L'univers des Gémeaux est un univers masculin, et la suprématie masculine demeure un fait d'évidence dans la répartition des tâches au sein des entreprises. Mais cependant, dans ce bloc, des fissures sont apparues. La guerre de 1914 a contraint les femmes (agricultrices, ouvrières, chefs d'entreprise) à prendre le relais des hommes mobilisés. Pluton était alors au Cancer et Neptune aussi, tout comme Saturne qui, en détruisant l'héritage du passé, jetait les germes d'un avenir différent.
On oublie en effet trop souvent que si Saturne est le dieu à la faux qui détruit ce qui existe, l'étymologie de son nom évoque la semence, qui ne pourrait se développer si un labour préalable n'avait fait place nette. Signe cardinal, créatif, le Cancer joua là son double rôle d'être à la fois la tombe d'un mode de vie révolu et le berceau d'un nouvel équilibre familial.
L'image (on serait presque tenté de dire, archétypale) de la femme s'est longtemps confondue avec celle de la bonne ménagère. Ce terme désignant celle qui fait tourner la maison, s'occupe de l'entretien et des vivres, pourvoit aux besoins physiques et moraux des enfants et des personnes âgées.
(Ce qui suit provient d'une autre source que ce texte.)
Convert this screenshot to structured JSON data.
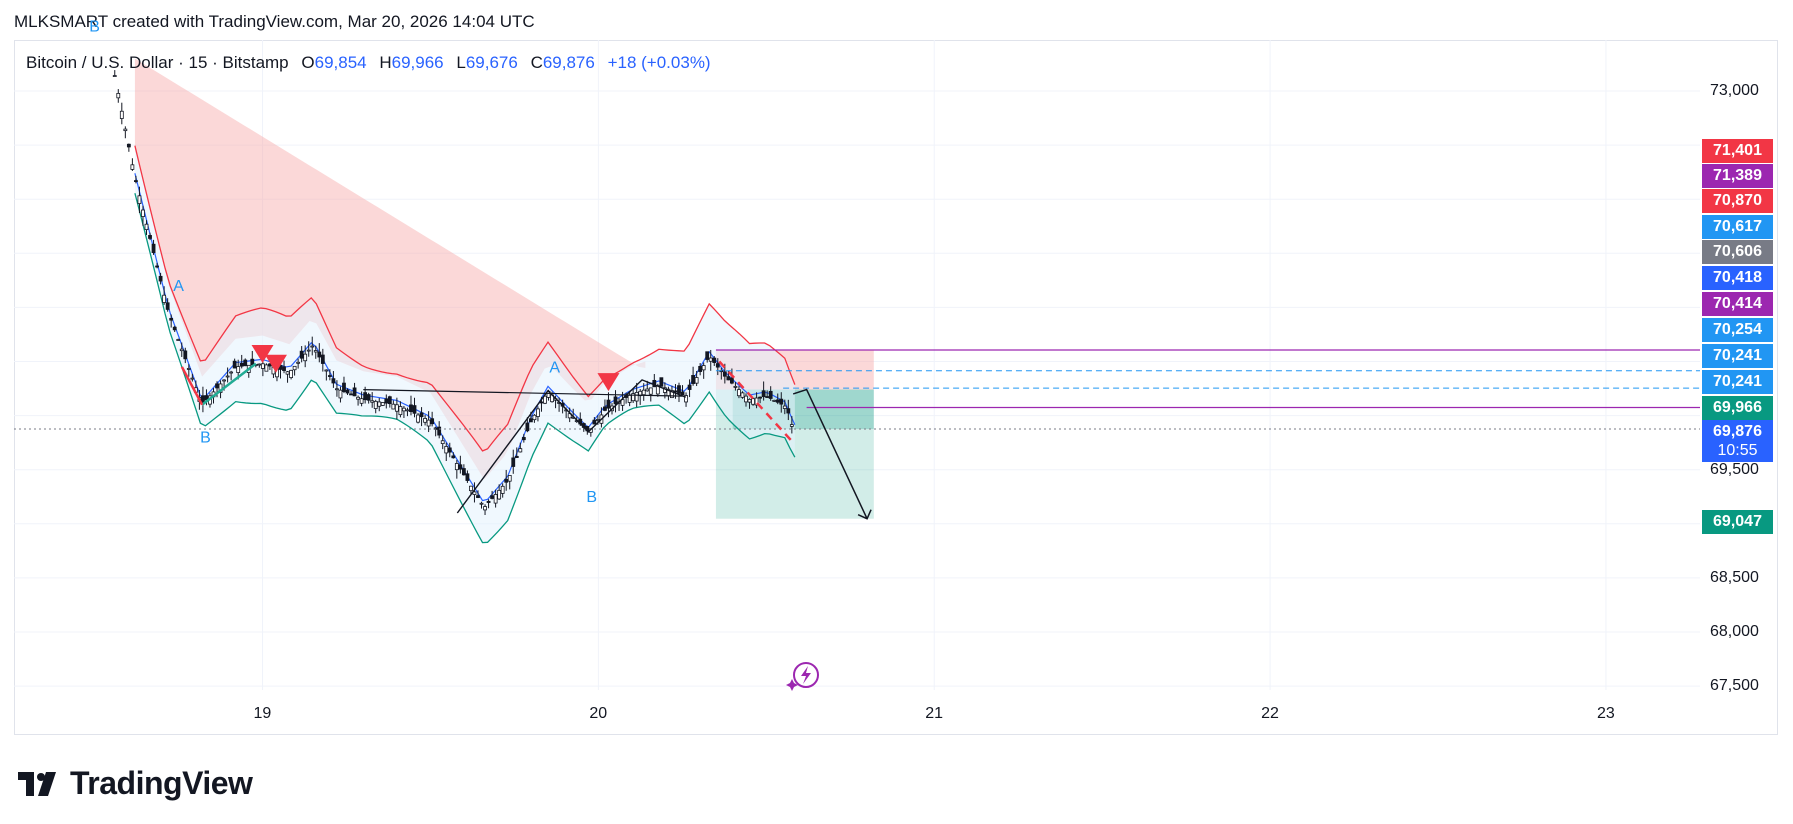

Elle se confondait presque avec la symbolique du signe de la Vierge, et en l'évoquant, c'est tout juste si on ne retrouve pas ces parfums complexes des belles maisons de jadis où les senteurs de la cire et celles des confitures se mêlaient aux parfums d'iris imprégnant le linge et à celui des fleurs séchées mises de côté pour soigner les maux de l'entourage.
Combien peu de femmes aujourd'hui peuvent se consacrer ainsi à leur intérieur ! Mais parce que les archétypes l'emportent parfois sur la réalité, cet idéal devenu inaccessible se transforme souvent en sentiment diffus de culpabilité. En effet, la femme qui travaille à l'extérieur n'a finalement que peu de temps à consacrer à sa famille et à sa maison, même si la pression des tâches l'oblige à cumuler les heures de travail, et elle en ressent parfois une certaine amertume si son compagnon ne prend pas suffisamment la relève.
Il est vrai que dans les foyers modernes l'homme aide et pourvoit bien souvent aux soins de la maison au même titre que la femme et qu'il a appris à se servir comme elle des robots ménagers. Donc, lui aussi est un "mutant" par rapport aux hommes des générations précédentes, qui auraient cru déchoir de balayer, faire la vaisselle ou rouler un landau.
Mais ce nouvel équilibre du couple face au problèmes de la vie quotidienne n'est pas toujours aisé à trouver.